References to The Period Book pop up in a surprising number of books about puberty, menstruation and gynecology. Its cartoon illustrations have been reproduced in two books that I've read recently, and I suspect they are hiding in a few more. Having read it mainly because it was one of only three books listed under "Subject: menstruation" in my public library's card catalog, I am about 90% in favor of this book. It has many major superpowers and only a few shortcomings, and these are technical and easy to supplement.
The most important success of The Period Book in my mind is that it is completely shame-free. It is anti-shame, even. Nowhere does it suggest that periods should be a secret, or that hiding bulky pads is critical to social acceptance. Marketing tactics and the concept of "freshness" are explicitly debunked. The Gravelles even offer that "some women actually feel more energetic and in a better mood when they are menstruating," to balance the requisite tips on dealing with possible cramps and mood swings.
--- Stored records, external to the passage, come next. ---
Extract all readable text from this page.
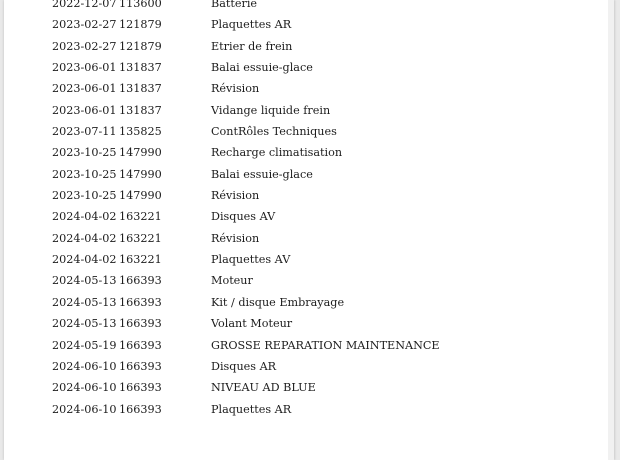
2022-12-07 113600	Batterie
2023-02-27 121879	Plaquettes AR
2023-02-27 121879	Etrier de frein
2023-06-01 131837	Balai essuie-glace
2023-06-01 131837	Révision
2023-06-01 131837	Vidange liquide frein
2023-07-11 135825	ContRôles Techniques
2023-10-25 147990	Recharge climatisation
2023-10-25 147990	Balai essuie-glace
2023-10-25 147990	Révision
2024-04-02 163221	Disques AV
2024-04-02 163221	Révision
2024-04-02 163221	Plaquettes AV
2024-05-13 166393	Moteur
2024-05-13 166393	Kit / disque Embrayage
2024-05-13 166393	Volant Moteur
2024-05-19 166393	GROSSE REPARATION MAINTENANCE
2024-06-10 166393	Disques AR
2024-06-10 166393	NIVEAU AD BLUE
2024-06-10 166393	Plaquettes AR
Throughout, the book acknowledges fairly diverse period experiences, body shapes and developmental pacing, and diverse choices about what kind of woman a girl wants to be and when she wants to start taking an interest in "mature" pursuits or sexual relationships. I noted a few options that were conspicuously left out, but overall the authors were supportive of choices.
The book also supports girls' personal control of pretty much all period-related activities, giving permission to leave class to change a pad even if the teacher says no (you can get excused later by the school nurse), and declaring that if a gynecologist doesn't take a girl's questions seriously it is the gynecologist who is at fault. It gets the "empowerment" bonus point.
Similarly, the book promotes communication for all the right reasons and with all the right people, including dads and boys who are too often presented as living outside the circle of menstrual secrecy. There is a really cute chapter about parents' troubles talking to their daughters about periods. Even strangers, the book suggests, wouldn't blink at being asked for a spare tampon if a girl was in a pinch. Or for a pad.
However, disposable pads and tampons are the only products mentioned at all in The Period Book, which I consider a major disappointment and one of my ultimate pet peeves in period educational materials. It is easy enough to personally tell girls what isn't in the book, and indeed there are blank "notes" pages at the back for just such occasions. But, many parents and educators aren't familiar with alternatives to mainstream pads and tampons, and don't have any information to offer. I considered adding my own "Alternative Products" graffiti in the library book, but my inner librarian won out and I left it as it was. For now.
The technical descriptions of monthly hormone cycles left me a little disappointed too, but maybe they are just at an age-appropriate level of simplicity. Vagina geek that I am, I freely admit that I find it nearly impossible to distinguish "too much information" from a reasonable amount, and am probably expecting too much detailed accuracy in the descriptions of ovulation. However, I do take issue with claiming that the menstrual cycle happens every month during a woman's fertile years (what about pregnancy? or irregularity?), and the claim that "the menstrual cycle starts once a month when a single egg ripens and leaves one of the ovaries." I prefer to think of ovulation as the conceptual start too, but the official, arbitrary, medical definition sets it as the first day of bleeding and all communications involving period-counting (e.g., pregnancy testing, timing of doctor visits...) will be based on that start. Never mind the "single egg" and "once a month" simplifications, as I think those are probably nit-picking (but I can't tell!).
Overall, The Period Book is strong on attitude and probably appropriate technically, except for the glaring, huge, important lack of product choices. I got all my period education at school and luckily received pretty good information. This book would only have been an improvement over my education if it had mentioned more kinds of menstrual gear, even as a single sentence acknowledging their existence. But, for anyone who wants to supplement school health class or get started with period info at an earlier age, this book is a solid starting point.